The resulting fastq.gz files are 22 to 23 mb large.

Dereplication shows:

> drp2 <- derepFastq(filts2, verbose=TRUE)
Dereplicating sequence entries in Fastq file: C:/Users/1.fastq.gz
Encountered 56052 unique sequences from 63771 total sequences read.
Dereplicating sequence entries in Fastq file: C:/Users/2.fastq.gz
Encountered 54948 unique sequences from 63361 total sequences read.
Dereplicating sequence entries in Fastq file: C:/Users/3.fastq.gz
Encountered 55390 unique sequences from 68187 total sequences read.
Dereplicating sequence entries in Fastq file: C:/Users/4.fastq.gz
Encountered 53148 unique sequences from 62988 total sequences read.

I realise I have a lot of unique sequences.

Next, I want to learn the error rates but it is extremely slow. My output so far:

> err2 <- learnErrors(drp2, errorEstimationFunction=PacBioErrfun, BAND_SIZE=32, multithread=TRUE)
186771417 total bases in 127132 reads from 2 samples will be used for learning the error rates.
The max qual score of 93 was not detected. Using standard error fitting.
The max qual score of 93 was not detected. Using standard error fitting.
The max qual score of 93 was not detected. Using standard error fitting.
The max qual score of 93 was not detected. Using standard error fitting.
The max qual score of 93 was not detected. Using standard error fitting.

LearnErrors() has been running for about 24 hours now and is still going. Is this normal? Can it be sped up somehow?

My computer should be sufficient to calculate. I have 32 GB of RAM and a CPU with 8 cores, 16 logical processors and base speed 4.20 Ghz. CPU consumption for R process is consistently around 30-35%

Any help with this would be very much appreciated. Thank you.
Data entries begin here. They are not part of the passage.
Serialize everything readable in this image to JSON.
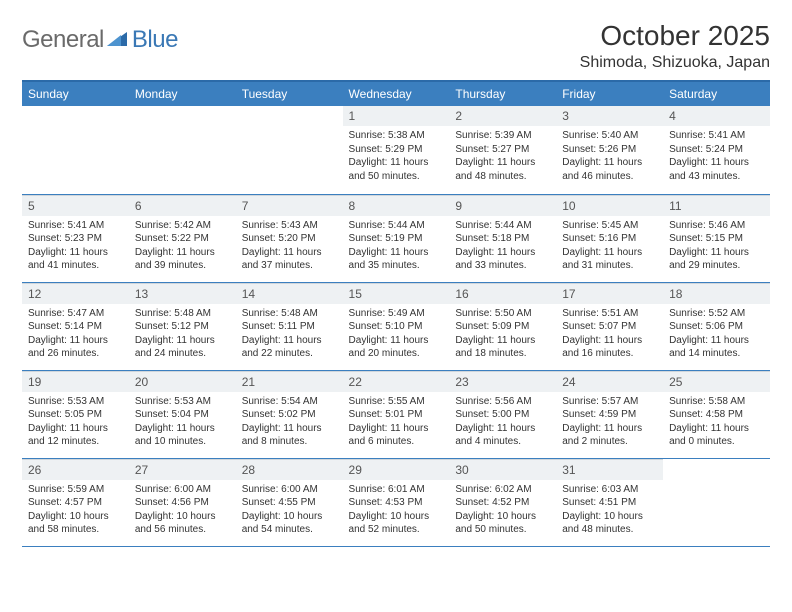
{
  "header": {
    "logo_general": "General",
    "logo_blue": "Blue",
    "month_title": "October 2025",
    "location": "Shimoda, Shizuoka, Japan"
  },
  "colors": {
    "header_bg": "#3b7fbf",
    "header_border": "#2b6aa8",
    "daynum_bg": "#eef1f3",
    "row_border": "#3b7fbf",
    "logo_gray": "#6a6a6a",
    "logo_blue": "#3a78b5"
  },
  "day_labels": [
    "Sunday",
    "Monday",
    "Tuesday",
    "Wednesday",
    "Thursday",
    "Friday",
    "Saturday"
  ],
  "weeks": [
    [
      {
        "empty": true
      },
      {
        "empty": true
      },
      {
        "empty": true
      },
      {
        "num": "1",
        "sunrise": "Sunrise: 5:38 AM",
        "sunset": "Sunset: 5:29 PM",
        "day1": "Daylight: 11 hours",
        "day2": "and 50 minutes."
      },
      {
        "num": "2",
        "sunrise": "Sunrise: 5:39 AM",
        "sunset": "Sunset: 5:27 PM",
        "day1": "Daylight: 11 hours",
        "day2": "and 48 minutes."
      },
      {
        "num": "3",
        "sunrise": "Sunrise: 5:40 AM",
        "sunset": "Sunset: 5:26 PM",
        "day1": "Daylight: 11 hours",
        "day2": "and 46 minutes."
      },
      {
        "num": "4",
        "sunrise": "Sunrise: 5:41 AM",
        "sunset": "Sunset: 5:24 PM",
        "day1": "Daylight: 11 hours",
        "day2": "and 43 minutes."
      }
    ],
    [
      {
        "num": "5",
        "sunrise": "Sunrise: 5:41 AM",
        "sunset": "Sunset: 5:23 PM",
        "day1": "Daylight: 11 hours",
        "day2": "and 41 minutes."
      },
      {
        "num": "6",
        "sunrise": "Sunrise: 5:42 AM",
        "sunset": "Sunset: 5:22 PM",
        "day1": "Daylight: 11 hours",
        "day2": "and 39 minutes."
      },
      {
        "num": "7",
        "sunrise": "Sunrise: 5:43 AM",
        "sunset": "Sunset: 5:20 PM",
        "day1": "Daylight: 11 hours",
        "day2": "and 37 minutes."
      },
      {
        "num": "8",
        "sunrise": "Sunrise: 5:44 AM",
        "sunset": "Sunset: 5:19 PM",
        "day1": "Daylight: 11 hours",
        "day2": "and 35 minutes."
      },
      {
        "num": "9",
        "sunrise": "Sunrise: 5:44 AM",
        "sunset": "Sunset: 5:18 PM",
        "day1": "Daylight: 11 hours",
        "day2": "and 33 minutes."
      },
      {
        "num": "10",
        "sunrise": "Sunrise: 5:45 AM",
        "sunset": "Sunset: 5:16 PM",
        "day1": "Daylight: 11 hours",
        "day2": "and 31 minutes."
      },
      {
        "num": "11",
        "sunrise": "Sunrise: 5:46 AM",
        "sunset": "Sunset: 5:15 PM",
        "day1": "Daylight: 11 hours",
        "day2": "and 29 minutes."
      }
    ],
    [
      {
        "num": "12",
        "sunrise": "Sunrise: 5:47 AM",
        "sunset": "Sunset: 5:14 PM",
        "day1": "Daylight: 11 hours",
        "day2": "and 26 minutes."
      },
      {
        "num": "13",
        "sunrise": "Sunrise: 5:48 AM",
        "sunset": "Sunset: 5:12 PM",
        "day1": "Daylight: 11 hours",
        "day2": "and 24 minutes."
      },
      {
        "num": "14",
        "sunrise": "Sunrise: 5:48 AM",
        "sunset": "Sunset: 5:11 PM",
        "day1": "Daylight: 11 hours",
        "day2": "and 22 minutes."
      },
      {
        "num": "15",
        "sunrise": "Sunrise: 5:49 AM",
        "sunset": "Sunset: 5:10 PM",
        "day1": "Daylight: 11 hours",
        "day2": "and 20 minutes."
      },
      {
        "num": "16",
        "sunrise": "Sunrise: 5:50 AM",
        "sunset": "Sunset: 5:09 PM",
        "day1": "Daylight: 11 hours",
        "day2": "and 18 minutes."
      },
      {
        "num": "17",
        "sunrise": "Sunrise: 5:51 AM",
        "sunset": "Sunset: 5:07 PM",
        "day1": "Daylight: 11 hours",
        "day2": "and 16 minutes."
      },
      {
        "num": "18",
        "sunrise": "Sunrise: 5:52 AM",
        "sunset": "Sunset: 5:06 PM",
        "day1": "Daylight: 11 hours",
        "day2": "and 14 minutes."
      }
    ],
    [
      {
        "num": "19",
        "sunrise": "Sunrise: 5:53 AM",
        "sunset": "Sunset: 5:05 PM",
        "day1": "Daylight: 11 hours",
        "day2": "and 12 minutes."
      },
      {
        "num": "20",
        "sunrise": "Sunrise: 5:53 AM",
        "sunset": "Sunset: 5:04 PM",
        "day1": "Daylight: 11 hours",
        "day2": "and 10 minutes."
      },
      {
        "num": "21",
        "sunrise": "Sunrise: 5:54 AM",
        "sunset": "Sunset: 5:02 PM",
        "day1": "Daylight: 11 hours",
        "day2": "and 8 minutes."
      },
      {
        "num": "22",
        "sunrise": "Sunrise: 5:55 AM",
        "sunset": "Sunset: 5:01 PM",
        "day1": "Daylight: 11 hours",
        "day2": "and 6 minutes."
      },
      {
        "num": "23",
        "sunrise": "Sunrise: 5:56 AM",
        "sunset": "Sunset: 5:00 PM",
        "day1": "Daylight: 11 hours",
        "day2": "and 4 minutes."
      },
      {
        "num": "24",
        "sunrise": "Sunrise: 5:57 AM",
        "sunset": "Sunset: 4:59 PM",
        "day1": "Daylight: 11 hours",
        "day2": "and 2 minutes."
      },
      {
        "num": "25",
        "sunrise": "Sunrise: 5:58 AM",
        "sunset": "Sunset: 4:58 PM",
        "day1": "Daylight: 11 hours",
        "day2": "and 0 minutes."
      }
    ],
    [
      {
        "num": "26",
        "sunrise": "Sunrise: 5:59 AM",
        "sunset": "Sunset: 4:57 PM",
        "day1": "Daylight: 10 hours",
        "day2": "and 58 minutes."
      },
      {
        "num": "27",
        "sunrise": "Sunrise: 6:00 AM",
        "sunset": "Sunset: 4:56 PM",
        "day1": "Daylight: 10 hours",
        "day2": "and 56 minutes."
      },
      {
        "num": "28",
        "sunrise": "Sunrise: 6:00 AM",
        "sunset": "Sunset: 4:55 PM",
        "day1": "Daylight: 10 hours",
        "day2": "and 54 minutes."
      },
      {
        "num": "29",
        "sunrise": "Sunrise: 6:01 AM",
        "sunset": "Sunset: 4:53 PM",
        "day1": "Daylight: 10 hours",
        "day2": "and 52 minutes."
      },
      {
        "num": "30",
        "sunrise": "Sunrise: 6:02 AM",
        "sunset": "Sunset: 4:52 PM",
        "day1": "Daylight: 10 hours",
        "day2": "and 50 minutes."
      },
      {
        "num": "31",
        "sunrise": "Sunrise: 6:03 AM",
        "sunset": "Sunset: 4:51 PM",
        "day1": "Daylight: 10 hours",
        "day2": "and 48 minutes."
      },
      {
        "empty": true
      }
    ]
  ]
}
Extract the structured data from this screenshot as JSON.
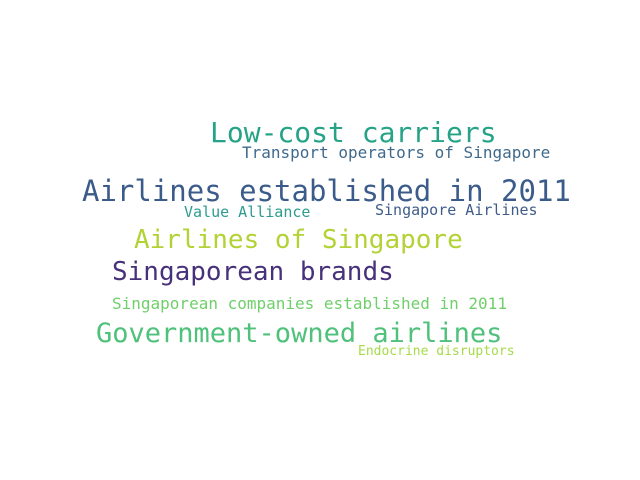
{
  "words": [
    {
      "text": "Low-cost carriers",
      "color": "#26a387"
    },
    {
      "text": "Transport operators of Singapore",
      "color": "#3f6a8c"
    },
    {
      "text": "Airlines established in 2011",
      "color": "#3b5b8a"
    },
    {
      "text": "Value Alliance",
      "color": "#2b9c8f"
    },
    {
      "text": "Singapore Airlines",
      "color": "#3e5c8a"
    },
    {
      "text": "Airlines of Singapore",
      "color": "#b2d235"
    },
    {
      "text": "Singaporean brands",
      "color": "#47317a"
    },
    {
      "text": "Singaporean companies established in 2011",
      "color": "#6fcf6a"
    },
    {
      "text": "Government-owned airlines",
      "color": "#4fc17a"
    },
    {
      "text": "Endocrine disruptors",
      "color": "#a6db4a"
    }
  ]
}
benjjneb commented 3 weeks ago

learnErrors is running the core DADA2 denoising algorithm repeatedly. Increasing numbers of unique sequences, increasing true diversity in a sample, and increasing sequence length all increase computation time. learnErrors can be the most computationally intensive step in the DADA2 workflow, and long read data is more challenging computationally, so what you're seeing is not out of the realm of expectations. That said, given your number of unique sequences, I would expect this to be computationally tractable in ~days on a laptop.

A couple things you can do to speed things up a a bit:

  1. Filter more stringently.
  2. remove the BAND_SIZE=32 parameter (default is 16 and will be faster)
  3. Move to a higher performance compute node.
  4. Check whether there is any issue with memory pressure. If so, remove the derepFastq step and run learnErrors on the filtered fastq files instead (they will then be loaded into memory one-at-a-time on the fly).

CPU consumption for R process is consistently around 30-35%

This seems low to me. Is this 30-35% of all available processors? Or 30-35% of a single processor?